A globally leading fund centre:
Luxembourg is the globally leading fund centre in the world for cross-border funds, Luxembourg is the second largest investment fund centre in the world after the United States and the largest fund domicile in Europe with currently more than EUR 4,7 trillion of assets under management.
The country is a politically and financially stable EU country with a AAA-Rating. As an EU domicile, investment funds established in Luxembourg can be more easily distributed within the EU and have gained furthermore global recognition for the ease of cross-border distribution.
The key advantages of Luxembourg as a fund domicile are:
1.Stability
Luxembourg is a stable and recognized fund centre in the heart of Europe, ideally positioned to use the EU passporting rights to distribute an investment fund across the EU and to global markets.
2. Global Leadership
Luxembourg is the global leader for cross-border fund distribution. All relevant service providers in the asset management industry have a presence and offer services in Luxembourg. The country is known around the world for its capabilities in asset management and its funds are distributed and known around the world.
3. One Stop Solution
Setting up a fund with an EU passport, using leading service providers, listing it on a recognized stock exchange, setting up SPVs to benefit from double tax treaties and outsourcing certain functions back to other countries. Luxembourg has the flexibility to offer a one stop solution for operating and distributing investment funds, as well as deploying the funds in an efficient and structured manner.
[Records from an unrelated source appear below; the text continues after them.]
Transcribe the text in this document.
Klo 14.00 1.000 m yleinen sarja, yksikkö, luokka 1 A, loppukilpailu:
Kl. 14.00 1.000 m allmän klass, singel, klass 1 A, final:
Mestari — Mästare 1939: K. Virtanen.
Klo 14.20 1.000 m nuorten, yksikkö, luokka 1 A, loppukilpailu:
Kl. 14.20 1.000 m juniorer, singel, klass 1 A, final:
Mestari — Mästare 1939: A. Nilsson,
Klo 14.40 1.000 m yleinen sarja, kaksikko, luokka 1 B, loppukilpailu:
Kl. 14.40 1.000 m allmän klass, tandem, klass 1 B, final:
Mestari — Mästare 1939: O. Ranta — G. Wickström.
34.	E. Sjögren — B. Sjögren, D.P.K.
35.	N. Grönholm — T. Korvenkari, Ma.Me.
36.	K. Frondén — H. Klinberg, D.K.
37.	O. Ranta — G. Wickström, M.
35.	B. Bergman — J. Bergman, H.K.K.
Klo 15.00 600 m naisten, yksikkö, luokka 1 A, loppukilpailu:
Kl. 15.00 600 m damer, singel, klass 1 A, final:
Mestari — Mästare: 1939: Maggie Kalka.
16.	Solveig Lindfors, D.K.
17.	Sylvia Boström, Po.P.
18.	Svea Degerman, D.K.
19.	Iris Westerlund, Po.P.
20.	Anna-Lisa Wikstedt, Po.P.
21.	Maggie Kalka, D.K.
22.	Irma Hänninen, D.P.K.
Why set up an investment fund?
Investment funds are collective investment vehicles, which invest in assets and may operate according to the principle of risk spreading. Investment funds may raise capital from the public, when capital is raised from a group of investors that go beyond a small circle of persons or may raise capital in a private placement from a selected group of investors. Issuing vehicles, holding companies or special purpose vehicles (SPVs) are often not considered investment funds, although they might fulfill the above criteria.
What is the SLP?
The Luxembourg SLP was inspired by partnerships in the US, UK and the Cayman Islands, where these fund entities are commonly used in the alternative fund space. They typically have illiquid strategies and invest into real estate, private equity or the debt market.
Luxembourg took the advantage of the introduction of the Alternative Investment Fund Managers Directive (AIFMD) in 2013 to fundamentally modernize its partnership regime and to improve its standing as a fund domicile for alternative investment funds.
Luxembourg revolutionised its partnership regime with the introduction of the SLP. The SLP is a highly flexible fund structure with no legal personality. It gives asset managers new structuring possibilities whilst using a framework that is familiar to them from other fund jurisdictions. According to PWC there were more than 2500 SLPs established in Luxembourg in 2019.
The limited partnership agreement (LPA) is a main document organizing the functioning of the SLP, which gives the fund the contractual flexibility to organize the structure of the fund. The SLP is not restricted to any asset type and not subject to any risk diversification rules.
Who manages the SLP?
The SLP must appoint a general partner (GP), typically a private limited liability company (Société à responsabilité limitée or S.àr.l.) established in Luxembourg, to manage the fund on behalf of the limited partners (LPs). The SLP must at all times have a GP, who has unlimited liability for the debts and obligations of the SLP, the reason why the GP is typically another corporate entity.
What are the main advantages of the SLP?
The main advantages of the SLP are:
1. Speed of constitution: The SLP can be quickly established by private deed, as there is no requirement to form the SLP in front of a notary. The SLP can therefore be formed through the approval and signing of the LPA by all LPs and the GP.
2. Confidentiality: There is no obligation to publish the LPA. Only certain information must be published in the public register, such as the identity of the GP, the identity of the managers and the corporate purpose of the SLP. The identity of the LPs can remain confidential.
3. Contractual freedom: The functioning of the SLP is governed by the terms agreed in the LPA. Matters relating to the issuance of the partnership interests, the distribution of profits or different share classes and voting rights can be freely agreed on without the need to disclose this information.
4. No Minimum Capital Requirements: The SLP is not subject to any capital contribution requirements, making the SLP a cost-efficient structure to establish. Contributions of the partners can be in cash or in kind.
5. Tax Transparency: The SLP is tax transparent to Luxembourg income tax and net wealth tax.
What are the regulatory options?
There are several options to achieve different levels of regulation for the SLP:
1. The SLP can be supervised by the Luxembourg Financial Supervisory Authority (Commission de Surveillance du Secteur Financier or CSSF), if established as a Specialised Investment Fund (SIF) or an investment company in risk capital (SICAR). In this case the SLP itself would be regulated. If the fund falls within the scope of the AIFMD, then it would also need to appoint an AIFM.
2. The SLP itself remains unregulated, but appoints an AIFM, who is regulated by the CSSF.
3. The SLP remains unregulated and remains outside of the scope of the AIFMD and is therefore not required to appoint and AIFM.
Does the SLP have access to the EU passport for distribution of the fund?
The SLP may have the benefit of the EU passport, if it has appointed an AIFM, allowing the fund to be passported to professional investors within the European Union.
How long does it take to set up a SLP in Luxembourg?
SLPs not subject to supervision can be established quickly within a few days. The timeframe for the drafting of the documentation, in particular the LPA, will depend on the complexity and the input of the parties.
The set-up of a SLP subject to supervision (such as those created as a SIF or SICAR) will require more time, as the approval of the CSSF is required.
How much does it cost to establish a SLP?
This greatly depends on solution chosen and the service providers used to service the SLP. Setting up a non-supervised SLP, is less costly than a supervised fund. Please note that the SLP is managed by a GP, which is a corporate entity, to be incorporated at the same time as the SLP.